Due to the rapid development of technology, it has brought more convenient life to human beings. For example, consumer electronics products have entered the daily life of human beings and are everywhere. The continuous evolution of the generations, the storage of data has always been a very important link, so the human demand for storage devices has gradually increased with the evolution of the generation. Among them, phase change memory is regarded as one of the mainstream memory candidates of the next generation. It has many advantages, such as non-volatility and higher scalability. However, an important factor affecting the lifetime of a phase change memory is the limitation of the write endurance. Once the number of writes of the phase change memory exceeds the physical limit of the memory component itself, the phase change material will be separated from the heater. Then, it is no longer possible to change the state of the phase change material by means of current heating, thus occurring a permanent fault, thereby terminating the lifetime of the phase change memory.

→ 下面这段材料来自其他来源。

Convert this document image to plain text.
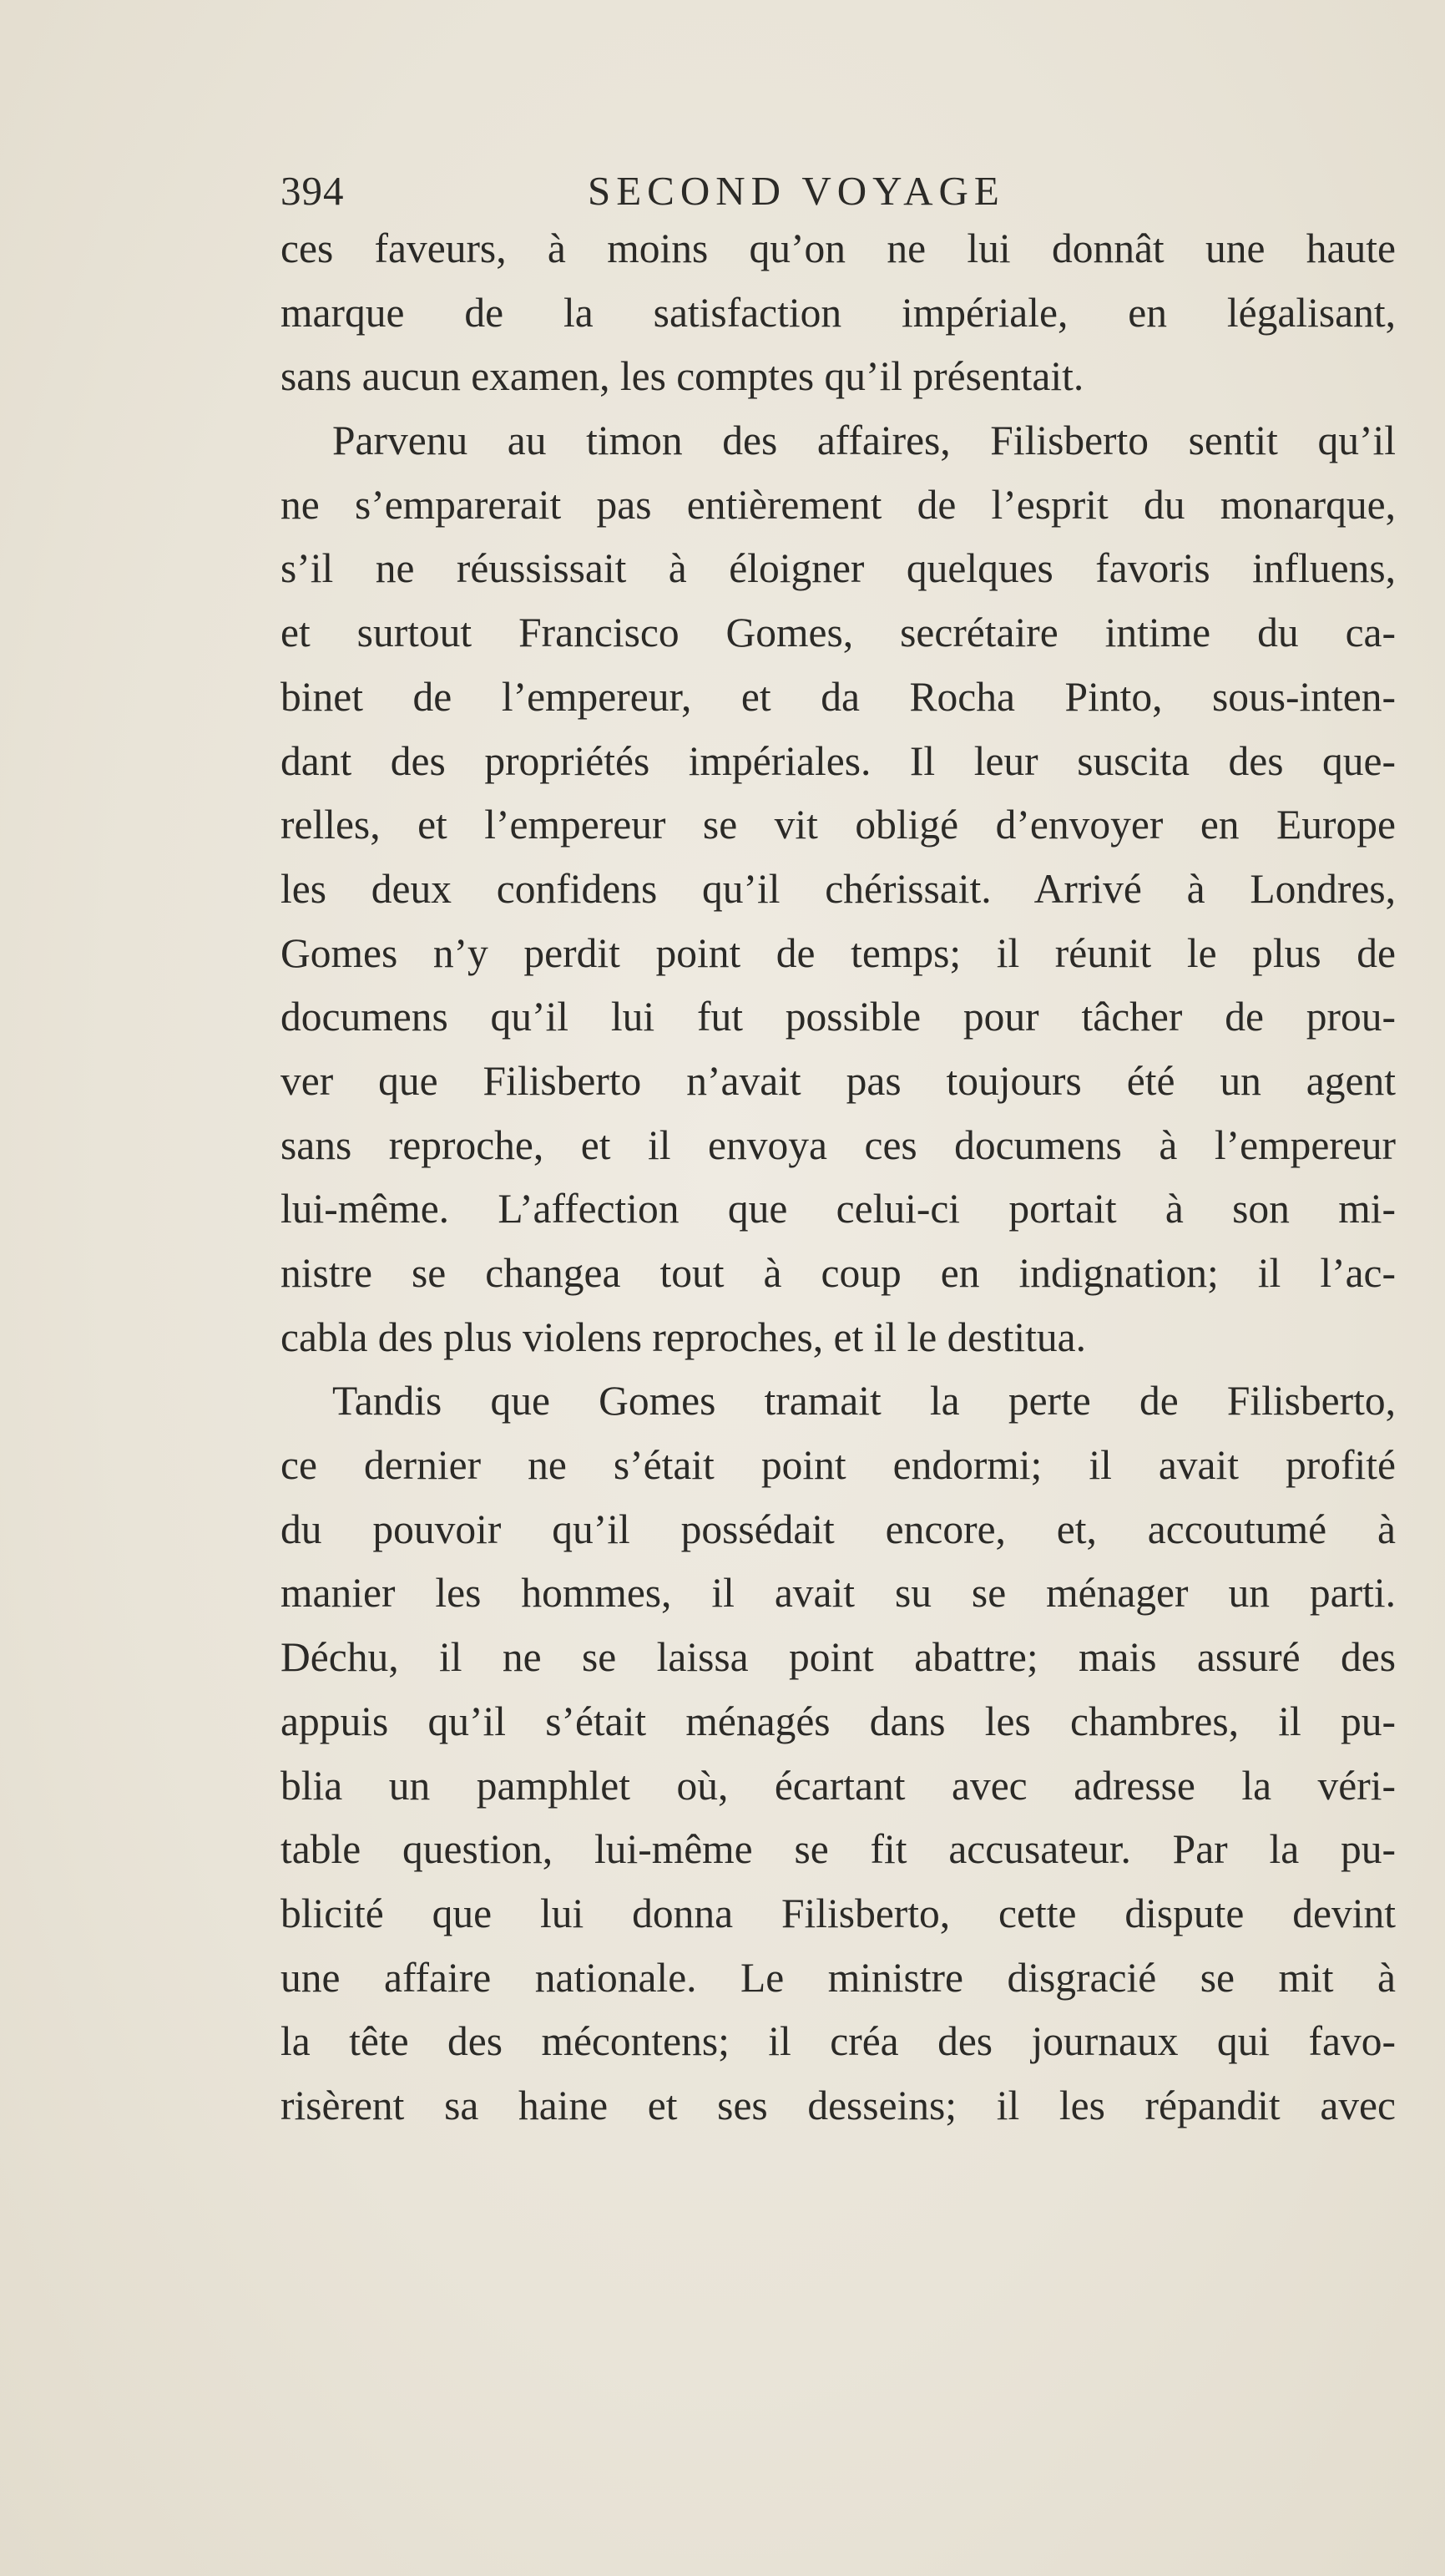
394	SECOND VOYAGE
ces faveurs, à moins qu’on ne lui donnât une haute
marque de la satisfaction impériale, en légalisant,
sans aucun examen, les comptes qu’il présentait.
Parvenu au timon des affaires, Filisberto sentit qu’il
ne s’emparerait pas entièrement de l’esprit du monarque,
s’il ne réussissait à éloigner quelques favoris influens,
et surtout Francisco Gomes, secrétaire intime du ca-
binet de l’empereur, et da Rocha Pinto, sous-inten-
dant des propriétés impériales. Il leur suscita des que-
relles, et l’empereur se vit obligé d’envoyer en Europe
les deux confidens qu’il chérissait. Arrivé à Londres,
Gomes n’y perdit point de temps; il réunit le plus de
documens qu’il lui fut possible pour tâcher de prou-
ver que Filisberto n’avait pas toujours été un agent
sans reproche, et il envoya ces documens à l’empereur
lui-même. L’affection que celui-ci portait à son mi-
nistre se changea tout à coup en indignation; il l’ac-
cabla des plus violens reproches, et il le destitua.
Tandis que Gomes tramait la perte de Filisberto,
ce dernier ne s’était point endormi; il avait profité
du pouvoir qu’il possédait encore, et, accoutumé à
manier les hommes, il avait su se ménager un parti.
Déchu, il ne se laissa point abattre; mais assuré des
appuis qu’il s’était ménagés dans les chambres, il pu-
blia un pamphlet où, écartant avec adresse la véri-
table question, lui-même se fit accusateur. Par la pu-
blicité que lui donna Filisberto, cette dispute devint
une affaire nationale. Le ministre disgracié se mit à
la tête des mécontens; il créa des journaux qui favo-
risèrent sa haine et ses desseins; il les répandit avec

Therefore, this thesis proposes adaptive triple modular redundancy technique (ATMRT) of phase change memory, only one parity bit is configured in each codeword, and the data in the codeword is divided into several units. When the first permanent fault occurs in the codeword detected by the parity bit, the memory address of the codeword is recorded in the content-addressable memory (CAM), and the fault masking technique is used to avoid the permanent fault activited in the codeword by data written. If the fault masking technique cannot avoid the permanent fault activited, the storage mode of the faulty codeword will be converted into a TLC (Triple Level Cell) by SLC (Single Level Cell), and then the order of the original data will be changed according to the shift count, write back the data of the faulty codeword in TLC mode. When reading the data of the codeword in the future, the order of the data is also restored according to the shift count, and the correct data of the codeword can be obtained by using TMR technique.

Due to the features of the fault masking technique and the TMR technique, each protected codeword has multiple bit error tolerance capabilities. In addition, only one parity bit is configured in each codeword, and does not cost a lot of hardware. Experimental results show that the proposed techniques require only 5.9% hardware overhead to achieve more than 80% repair rate and 96% yield. Moreover, the reliability can be maintained at 52% even after one million hours of operations.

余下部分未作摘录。